Se ao panorama descrito se acrescentar o facto de o assalto a Fallujah para «degolar alguns terroristas», segundo a versão dos EUA, ter provocado mais de 200 000 refugiados (de um total de 300 000 habitantes), que segundo a ONU se encontram numa situação desesperada; e se se tiver em conta que grande parte da população iraquiana vive praticamente sem água, com cortes constantes de electricidade, sem segurança, sem trabalho (mais de 70 por cento está desempregada), torna-se por demais evidente que nem com muito boa vontade se pode falar de eleições democráticas.
Acresce que o registo dos eleitores foi feito com base nas senhas de racionamento de alimentação existentes durante o embargo de 1991 a 2003, que estão longe de se poder considerar fiáveis. Para tornar o cenário ainda mais complexo, de referir que os eleitores vão ter de escolher entre 212 partidos registados, 30 dos quais têm no nome a palavra «patriótico», 24 a palavra «democrático», 21 a palavra «islâmico». A par destes há ainda dezenas de partidos tribais e religiosos.
Face a esta situação, tudo leva a crer que os EUA estão apostados num Iraque dividido em facções, teoricamente mais fácil de dominar, em que o poder central não terá acesso às riquezas petrolíferas.
É contra semelhante estratégica que a resistência iraquiana se bate, defendendo um programa de unidade nacional e rejeitando eleições sob ocupação. O aumento de acções para 150 por dia (dez vezes mais do que há um ano) e o apelo ao boicote das eleições mostra que o ocupante não terá a tarefa facilitada.

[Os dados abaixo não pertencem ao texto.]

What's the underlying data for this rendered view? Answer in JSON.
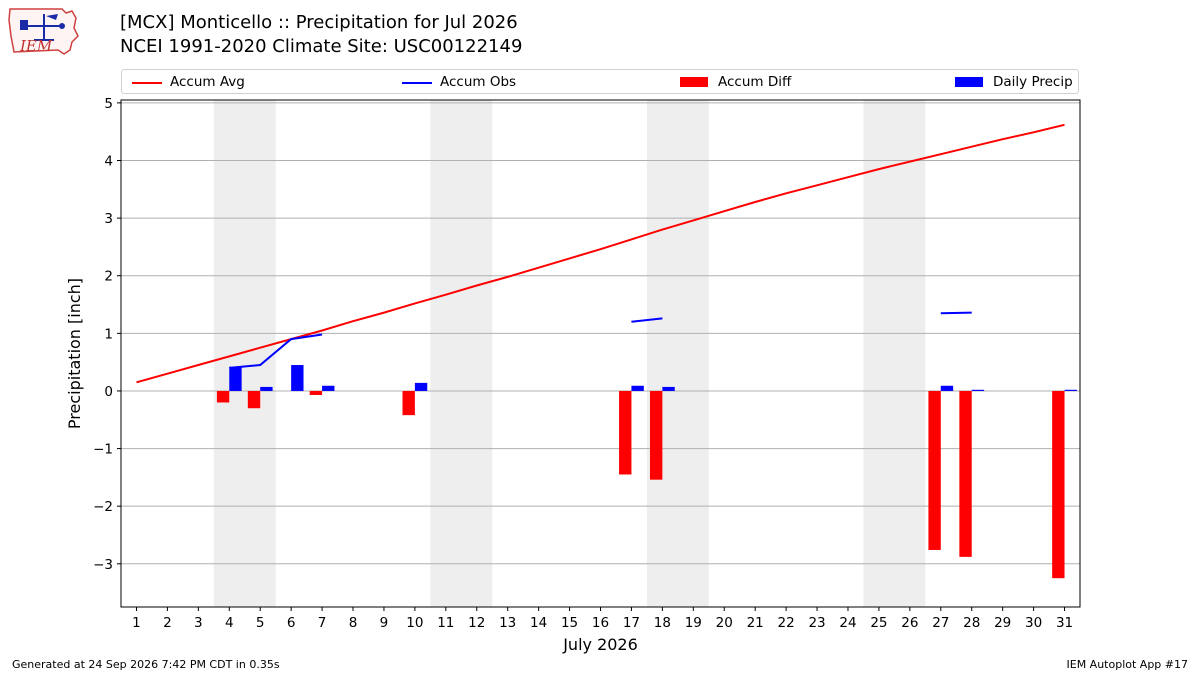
{
  "title_line1": "[MCX] Monticello :: Precipitation for Jul 2026",
  "title_line2": "NCEI 1991-2020 Climate Site: USC00122149",
  "logo": {
    "icon": "iem-logo-icon",
    "text": "IEM"
  },
  "footer_left": "Generated at 24 Sep 2026 7:42 PM CDT in 0.35s",
  "footer_right": "IEM Autoplot App #17",
  "colors": {
    "avg": "#ff0000",
    "obs": "#0000ff",
    "diff": "#ff0000",
    "daily": "#0000ff",
    "weekend": "#eeeeee",
    "grid": "#b0b0b0"
  },
  "chart_data": {
    "type": "bar",
    "xlabel": "July 2026",
    "ylabel": "Precipitation [inch]",
    "ylim": [
      -3.75,
      5.05
    ],
    "yticks": [
      5,
      4,
      3,
      2,
      1,
      0,
      -1,
      -2,
      -3
    ],
    "ytick_labels": [
      "5",
      "4",
      "3",
      "2",
      "1",
      "0",
      "−1",
      "−2",
      "−3"
    ],
    "xlim": [
      0.5,
      31.5
    ],
    "days": [
      1,
      2,
      3,
      4,
      5,
      6,
      7,
      8,
      9,
      10,
      11,
      12,
      13,
      14,
      15,
      16,
      17,
      18,
      19,
      20,
      21,
      22,
      23,
      24,
      25,
      26,
      27,
      28,
      29,
      30,
      31
    ],
    "weekend_spans": [
      [
        3.5,
        5.5
      ],
      [
        10.5,
        12.5
      ],
      [
        17.5,
        19.5
      ],
      [
        24.5,
        26.5
      ]
    ],
    "grid": true,
    "legend": {
      "placement": "top",
      "entries": [
        {
          "label": "Accum Avg",
          "kind": "line",
          "color": "#ff0000"
        },
        {
          "label": "Accum Obs",
          "kind": "line",
          "color": "#0000ff"
        },
        {
          "label": "Accum Diff",
          "kind": "patch",
          "color": "#ff0000"
        },
        {
          "label": "Daily Precip",
          "kind": "patch",
          "color": "#0000ff"
        }
      ]
    },
    "accum_avg": [
      0.15,
      0.3,
      0.45,
      0.6,
      0.75,
      0.9,
      1.05,
      1.21,
      1.36,
      1.52,
      1.67,
      1.83,
      1.98,
      2.14,
      2.3,
      2.46,
      2.63,
      2.8,
      2.96,
      3.12,
      3.28,
      3.43,
      3.57,
      3.71,
      3.85,
      3.98,
      4.11,
      4.24,
      4.37,
      4.49,
      4.62
    ],
    "accum_obs": [
      null,
      null,
      null,
      0.4,
      0.45,
      0.9,
      0.98,
      null,
      null,
      null,
      null,
      null,
      null,
      null,
      null,
      null,
      1.2,
      1.26,
      null,
      null,
      null,
      null,
      null,
      null,
      null,
      null,
      1.35,
      1.36,
      null,
      null,
      null
    ],
    "accum_diff": [
      null,
      null,
      null,
      -0.2,
      -0.3,
      0.0,
      -0.07,
      null,
      null,
      -0.42,
      null,
      null,
      null,
      null,
      null,
      null,
      -1.45,
      -1.54,
      null,
      null,
      null,
      null,
      null,
      null,
      null,
      null,
      -2.76,
      -2.88,
      null,
      null,
      -3.25
    ],
    "daily_precip": [
      null,
      null,
      null,
      0.42,
      0.07,
      0.45,
      0.09,
      null,
      null,
      0.14,
      null,
      null,
      null,
      null,
      null,
      null,
      0.09,
      0.07,
      null,
      null,
      null,
      null,
      null,
      null,
      null,
      null,
      0.09,
      0.02,
      null,
      null,
      0.02
    ]
  }
}
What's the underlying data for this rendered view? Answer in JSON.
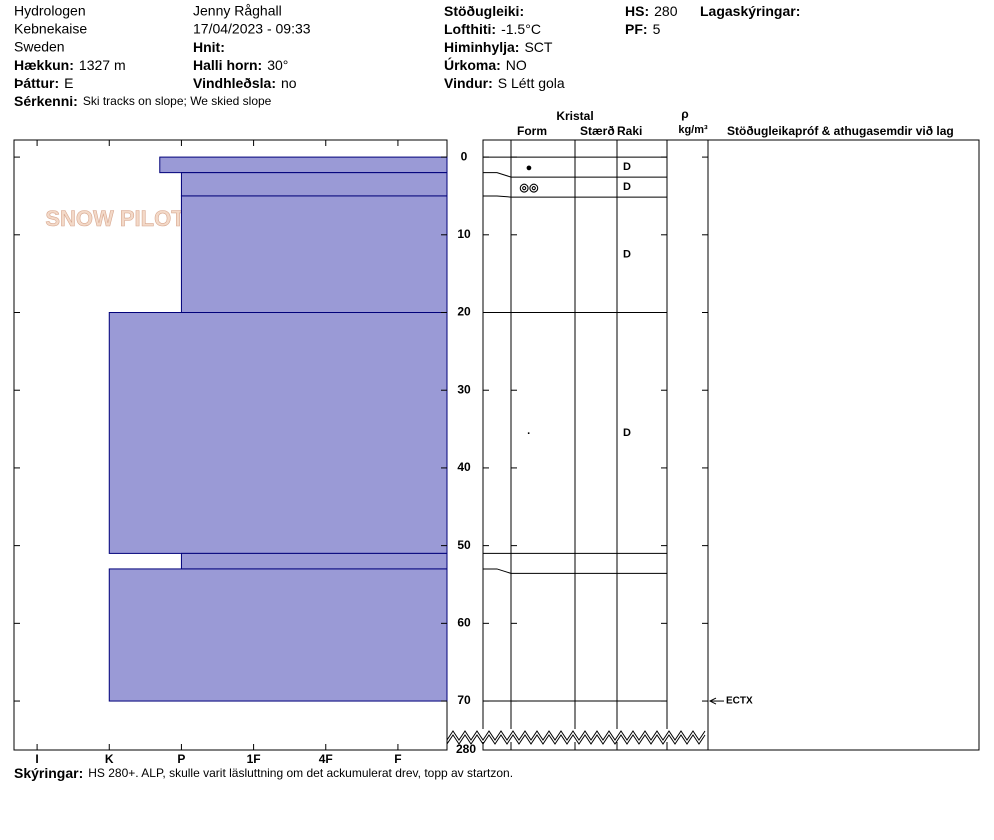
{
  "header": {
    "columns": [
      [
        "Hydrologen",
        "Kebnekaise",
        "Sweden",
        {
          "label": "Hækkun:",
          "value": "1327 m"
        },
        {
          "label": "Þáttur:",
          "value": "E"
        }
      ],
      [
        "Jenny Råghall",
        "17/04/2023 - 09:33",
        {
          "label": "Hnit:"
        },
        {
          "label": "Halli horn:",
          "value": "30°"
        },
        {
          "label": "Vindhleðsla:",
          "value": "no"
        }
      ],
      [
        {
          "label": "Stöðugleiki:"
        },
        {
          "label": "Lofthiti:",
          "value": "-1.5°C"
        },
        {
          "label": "Himinhylja:",
          "value": "SCT"
        },
        {
          "label": "Úrkoma:",
          "value": "NO"
        },
        {
          "label": "Vindur:",
          "value": "S Létt gola"
        }
      ],
      [
        {
          "label": "HS:",
          "value": "280"
        },
        {
          "label": "PF:",
          "value": "5"
        }
      ],
      [
        {
          "label": "Lagaskýringar:"
        }
      ]
    ],
    "remarks": {
      "label": "Sérkenni:",
      "value": "Ski tracks on slope; We skied slope"
    }
  },
  "logo": "SNOW PILOT",
  "profile": {
    "xlim": [
      6.32,
      0.32
    ],
    "xticks": [
      {
        "value": 6,
        "label": "I"
      },
      {
        "value": 5,
        "label": "K"
      },
      {
        "value": 4,
        "label": "P"
      },
      {
        "value": 3,
        "label": "1F"
      },
      {
        "value": 2,
        "label": "4F"
      },
      {
        "value": 1,
        "label": "F"
      }
    ],
    "ylim": [
      -2.2,
      76.3
    ],
    "yticks": [
      0,
      10,
      20,
      30,
      40,
      50,
      60,
      70
    ],
    "bottom_depth": 280,
    "layers": [
      {
        "top": 0,
        "bottom": 2,
        "hardness": 4.3,
        "grain_form": "●",
        "moisture": "D"
      },
      {
        "top": 2,
        "bottom": 5,
        "hardness": 4,
        "grain_form": "◎◎",
        "moisture": "D"
      },
      {
        "top": 5,
        "bottom": 20,
        "hardness": 4,
        "moisture": "D"
      },
      {
        "top": 20,
        "bottom": 51,
        "hardness": 5,
        "grain_form": "·",
        "moisture": "D"
      },
      {
        "top": 51,
        "bottom": 53,
        "hardness": 4
      },
      {
        "top": 53,
        "bottom": 70,
        "hardness": 5
      }
    ],
    "tests": [
      {
        "depth": 70,
        "label": "ECTX"
      }
    ]
  },
  "table": {
    "crystal": "Kristal",
    "form": "Form",
    "size": "Stærð",
    "moisture": "Raki",
    "rho": "ρ",
    "density_unit": "kg/m³",
    "comments": "Stöðugleikapróf & athugasemdir við lag"
  },
  "footer": {
    "label": "Skýringar:",
    "value": "HS 280+. ALP, skulle varit läsluttning om det ackumulerat drev, topp av startzon."
  }
}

Confirmando as dificuldades, o Pentágono chamou a semana passada mais 12 000 soldados para reforçar o contigente no Iraque.

O preço da ocupação

Segundo dados publicados no Asia Times («The costs of the failed Iraqi transition», 2 Outubro 2004):
- a média dos mortos e feridos americanos é de 747 por mês desde o fim de Junho, contra 415 durante os primeiros 15 meses de ocupação;
- o número dos resistentes armados passou, segundo o general-major britânico Andrew Graham, de 5000 em Novembro de 2003 para 40 a 50 000 em Setembro de 2004.
- a margem de manobra dos EUA junto das potências ocidentais reduz-se: a França anunciou que apoiará uma conferência sobre o Iraque desde que nela participe a resistência, em pé de igualdade com os partidos representados no governo. Os EUA estão contra. A 5 de Novembro, o presidente francês, Jacques Chirac, abandonou a cimeira europeia no momento em que o primeiro-ministro iraquiano, Allawi, entrou na sala.

fonte: jornal avante!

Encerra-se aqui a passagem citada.